Beruang Hitam termuda, Nomor 999, melangkah maju untuk menghadapi mereka.
Tak lama kemudian—
Dor!
Para pemburu sekali lagi dikalahkan telak oleh Beruang Hitam 999. Namun, meskipun babak belur, wajah mereka tetap berseri-seri.
“Setidaknya kali ini bukan KO dalam 10 menit—melainkan butuh 20 menit!”
“Hehehe. Itu artinya kita dua kali lebih kuat sekarang, kan? Ayo kita targetkan 40 di lain waktu!”
“Ya!”
Ternyata, hubungan itu bertahan lebih lama dari sebelumnya.
Namun-
“Manusia lebih kuat dari yang diperkirakan… Aneh. Aku jelas telah menyesuaikan kekuatanku agar setara dengan level Bumi…”

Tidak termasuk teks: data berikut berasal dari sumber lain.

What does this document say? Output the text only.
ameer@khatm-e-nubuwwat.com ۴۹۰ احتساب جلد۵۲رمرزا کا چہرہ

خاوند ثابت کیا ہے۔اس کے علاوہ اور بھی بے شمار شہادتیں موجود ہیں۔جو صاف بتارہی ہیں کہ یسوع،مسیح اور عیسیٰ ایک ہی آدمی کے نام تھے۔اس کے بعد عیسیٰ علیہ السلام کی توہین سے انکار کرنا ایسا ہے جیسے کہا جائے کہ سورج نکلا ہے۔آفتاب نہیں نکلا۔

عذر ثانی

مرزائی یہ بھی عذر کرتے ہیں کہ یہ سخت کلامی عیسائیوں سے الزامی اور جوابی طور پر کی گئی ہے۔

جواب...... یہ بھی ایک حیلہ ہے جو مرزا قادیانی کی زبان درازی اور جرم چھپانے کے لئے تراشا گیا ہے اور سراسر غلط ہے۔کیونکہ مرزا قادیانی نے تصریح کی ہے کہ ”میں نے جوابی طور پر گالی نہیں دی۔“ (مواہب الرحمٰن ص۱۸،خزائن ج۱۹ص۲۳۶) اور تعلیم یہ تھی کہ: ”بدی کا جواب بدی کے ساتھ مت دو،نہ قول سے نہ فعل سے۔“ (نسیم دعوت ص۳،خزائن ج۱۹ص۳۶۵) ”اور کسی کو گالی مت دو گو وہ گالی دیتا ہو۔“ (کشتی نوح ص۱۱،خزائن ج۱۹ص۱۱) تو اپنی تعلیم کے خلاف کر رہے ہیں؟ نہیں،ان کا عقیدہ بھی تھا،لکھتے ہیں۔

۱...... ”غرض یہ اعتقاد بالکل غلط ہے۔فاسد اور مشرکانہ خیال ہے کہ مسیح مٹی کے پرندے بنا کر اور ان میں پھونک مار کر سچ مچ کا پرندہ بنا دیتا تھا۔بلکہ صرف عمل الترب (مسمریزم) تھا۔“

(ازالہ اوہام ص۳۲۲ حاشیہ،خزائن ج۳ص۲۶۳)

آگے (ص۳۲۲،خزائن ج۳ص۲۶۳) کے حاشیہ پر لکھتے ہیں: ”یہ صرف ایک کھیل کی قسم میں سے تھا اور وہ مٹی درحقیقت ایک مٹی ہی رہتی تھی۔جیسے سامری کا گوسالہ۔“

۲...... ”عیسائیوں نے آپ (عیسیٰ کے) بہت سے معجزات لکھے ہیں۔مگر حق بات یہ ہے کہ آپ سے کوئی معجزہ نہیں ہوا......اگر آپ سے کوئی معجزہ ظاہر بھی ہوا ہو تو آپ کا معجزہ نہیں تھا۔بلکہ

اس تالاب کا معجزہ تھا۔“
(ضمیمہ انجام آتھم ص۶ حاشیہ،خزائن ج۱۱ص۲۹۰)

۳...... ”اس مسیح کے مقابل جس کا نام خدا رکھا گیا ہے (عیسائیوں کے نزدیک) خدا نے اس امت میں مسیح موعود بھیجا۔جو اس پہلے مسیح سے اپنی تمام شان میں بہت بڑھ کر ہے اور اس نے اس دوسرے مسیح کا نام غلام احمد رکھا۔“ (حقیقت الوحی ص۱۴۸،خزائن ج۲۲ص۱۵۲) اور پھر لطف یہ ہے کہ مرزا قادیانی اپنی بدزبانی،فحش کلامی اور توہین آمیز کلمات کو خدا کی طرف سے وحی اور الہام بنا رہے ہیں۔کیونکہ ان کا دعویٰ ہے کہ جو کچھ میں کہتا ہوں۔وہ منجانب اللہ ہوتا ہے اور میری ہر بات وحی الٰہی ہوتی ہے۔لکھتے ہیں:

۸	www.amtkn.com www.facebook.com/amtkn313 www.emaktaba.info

Satu-satunya alasan para pemburu bertahan lebih lama adalah karena Black Bear 999 tidak memperhitungkan peningkatan statistik dari dunia satelit Bumi yang baru diperoleh.
“Lain kali, saya akan memberinya daya 0,02% lebih banyak.”
Saat Black Bear 999 selesai menghitung berapa banyak daya yang harus digunakan—
“Dasar bajingan! Kali ini, kami akan merebut pasar Lantai 1!”
“Mari kita selesaikan ini!”
Sekelompok pemburu lain datang menyerbu Beruang Hitam milik Faksi Kkueng. Tantangan melawan Faksi Kkueng tidak pernah berakhir.
Beruang Hitam mengalahkan para pemburu hingga hampir mati, tetapi tidak pernah membunuh mereka. Jadi setiap kali Bumi naik level, semakin banyak pemburu datang untuk menantang mereka seolah-olah itu adalah pertandingan perebutan gelar.
Ledakan!
“Ayo, lawan!”
Beruang Hitam 999, yang kini menggunakan daya 0,02% lebih besar, menyerang para pemburu.
Dor!
“Ugh!”
“Seseorang… tolong…”
“Guah—”
Meskipun Bumi telah meningkat levelnya, keadaan di dalam menara tetap sama seperti sebelumnya.
Dan begitulah, Taman Kanak-Kanak Kehancuran, Menara Hitam, dan Bumi Level 4 tetap damai… seperti biasa.